All'armistizio dell'8 settembre 1943 erano presenti in Albania la 80ª "Farnese", la 92ª "Ferrucci", la 109ª "Corridoni" e la 115ª "Del Cimino" più l' e il 29° Btg M[11][12].

La MVSN nella seconda guerra mondiale 1940-1943[modifica | modifica wikitesto]

Lo stesso argomento in dettaglio: Organizzazione della MVSN nel 1940 e Battaglioni M.

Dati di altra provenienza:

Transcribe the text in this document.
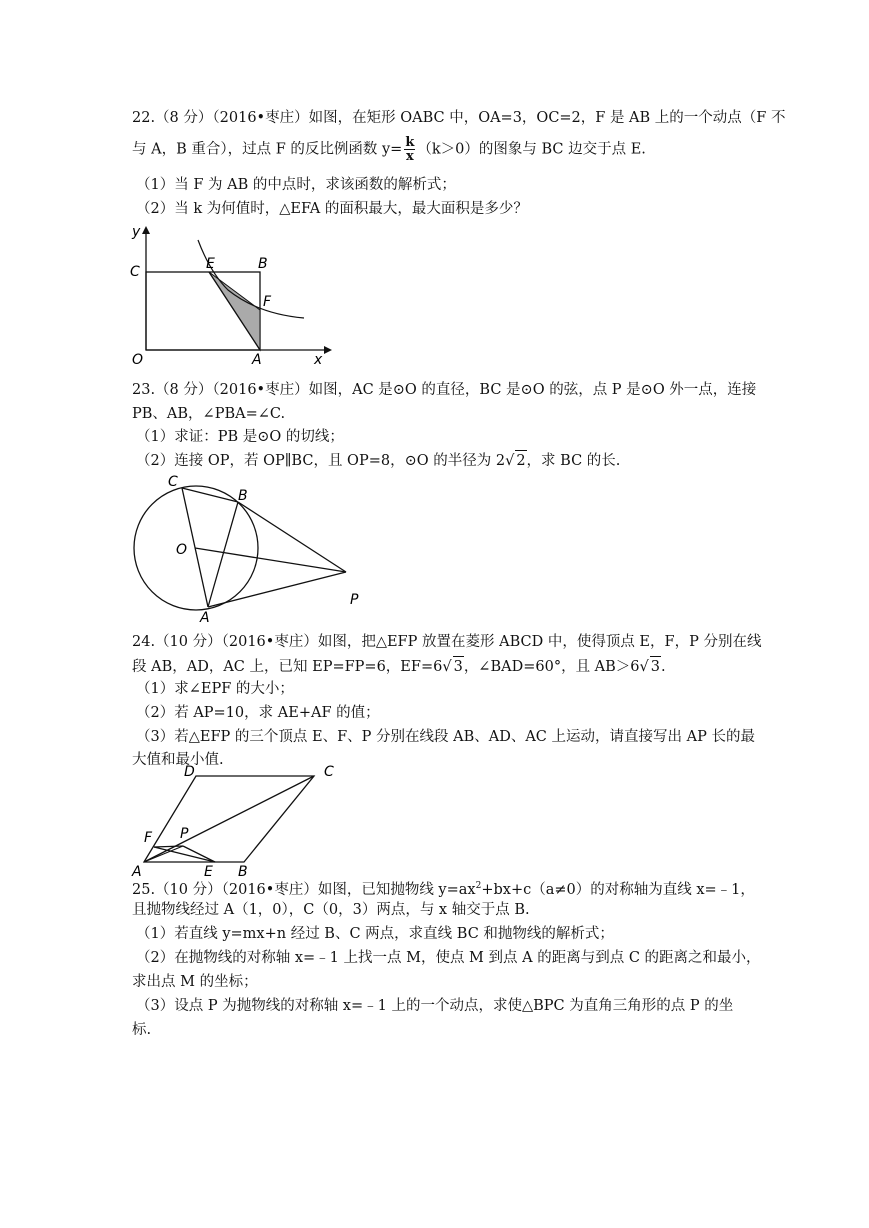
22.（8 分）（2016•枣庄）如图，在矩形 OABC 中，OA=3，OC=2，F 是 AB 上的一个动点（F 不
与 A，B 重合），过点 F 的反比例函数 $y= \frac{k}{x} (k>0)$的图象与 BC 边交于点 E.
（1）当 F 为 AB 的中点时，求该函数的解析式；
（2）当 k 为何值时，△EFA 的面积最大，最大面积是多少？
y
x
C	E	B
F
O	A
23.（8 分）（2016•枣庄）如图，AC 是⊙O 的直径，BC 是⊙O 的弦，点 P 是⊙O 外一点，连接
PB、AB，∠PBA=∠C.
（1）求证：PB 是⊙O 的切线；
（2）连接 OP，若 OP∥BC，且 OP=8，⊙O 的半径为 2√ 2，求 BC 的长.
C
B
O
A
P
24.（10 分）（2016•枣庄）如图，把△EFP 放置在菱形 ABCD 中，使得顶点 E，F，P 分别在线
段 AB，AD，AC 上，已知 EP=FP=6，EF=6√ 3，∠BAD=60°，且 AB＞6√ 3.
（1）求∠EPF 的大小；
（2）若 AP=10，求 AE+AF 的值；
（3）若△EFP 的三个顶点 E、F、P 分别在线段 AB、AD、AC 上运动，请直接写出 AP 长的最
大值和最小值.
D	C
F P
A	E B
25.（10 分）（2016•枣庄）如图，已知抛物线 $y=ax^2+bx+c(a\ne 0)$的对称轴为直线 x=﹣1，
且抛物线经过 A（1，0），C（0，3）两点，与 x 轴交于点 B.
（1）若直线 y=mx+n 经过 B、C 两点，求直线 BC 和抛物线的解析式；
（2）在抛物线的对称轴 x=﹣1 上找一点 M，使点 M 到点 A 的距离与到点 C 的距离之和最小，
求出点 M 的坐标；
（3）设点 P 为抛物线的对称轴 x=﹣1 上的一个动点，求使△BPC 为直角三角形的点 P 的坐
标.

Alla vigilia della seconda guerra mondiale in Italia e nelle Colonie vi erano 132 legioni. Ogni legione territoriale era strutturata su due battaglioni, uno attivo, formato dai militi dai ventuno ai trentasei anni, destinato in caso di mobilitazione all’impiego in linea, e un secondo formato dai militi più anziani, dai quaranta ai cinquantacinque anni, destinato a compiti di difesa territoriale; a essi si affiancavano il battaglione complementi e i reparti ausiliari. Quando mobilitato, il I° battaglione assumeva il numerale romano della legione d’appartenenza: ad esempio, la 63ª Legione "Tagliamento" venne mobilitata con il I° battaglione dell’omonima legione di Udine, che prese la denominazione di LXIII° e dal I° battaglione della 79ª Legione Cispadana di Reggio Emilia, che assunse il numero romano LXXIX°.

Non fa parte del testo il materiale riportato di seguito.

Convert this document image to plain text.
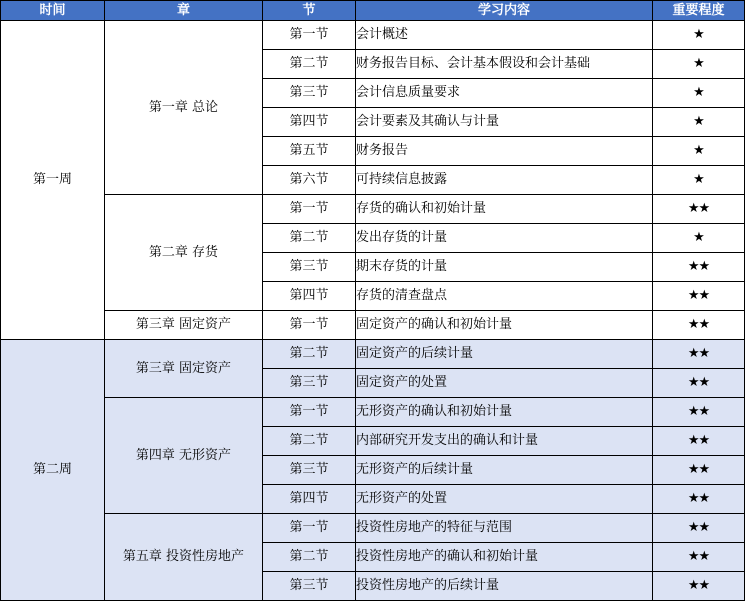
时间	章	节	学习内容	重要程度
第一周	第一章 总论	第一节	会计概述	★
		第二节	财务报告目标、会计基本假设和会计基础	★
		第三节	会计信息质量要求	★
		第四节	会计要素及其确认与计量	★
		第五节	财务报告	★
		第六节	可持续信息披露	★
	第二章 存货	第一节	存货的确认和初始计量	★★
		第二节	发出存货的计量	★
		第三节	期末存货的计量	★★
		第四节	存货的清查盘点	★★
	第三章 固定资产	第一节	固定资产的确认和初始计量	★★
第二周	第三章 固定资产	第二节	固定资产的后续计量	★★
		第三节	固定资产的处置	★★
	第四章 无形资产	第一节	无形资产的确认和初始计量	★★
		第二节	内部研究开发支出的确认和计量	★★
		第三节	无形资产的后续计量	★★
		第四节	无形资产的处置	★★
	第五章 投资性房地产	第一节	投资性房地产的特征与范围	★★
		第二节	投资性房地产的确认和初始计量	★★
		第三节	投资性房地产的后续计量	★★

All'entrata in guerra dell'Italia, il 10 giugno 1940, vennero mobilitati circa 220 battaglioni (seguiti poi da altri 81 battaglioni costieri, 51 territoriali e 29 compagnie costiere) della MVSN, nelle varie specialità, e impiegati su tutti i fronti inquadrati in quattro divisioni: la 1ª Divisione CC.NN. "23 marzo", la 2ª Divisione CC.NN. "28 ottobre", la 3ª Divisione CC.NN. "21 aprile" e la 4ª Divisione CC.NN. "3 gennaio". Tutte le 4 grandi unità al momento della dichiarazione di guerra erano stanziate in Africa settentrionale. La 1ª la 2ª e la 4ª presero parte alla prima fase della guerra in Libia mentre la 3ª venne smembrata e i suoi reparti servirono per completare le altre 3 grandi unità.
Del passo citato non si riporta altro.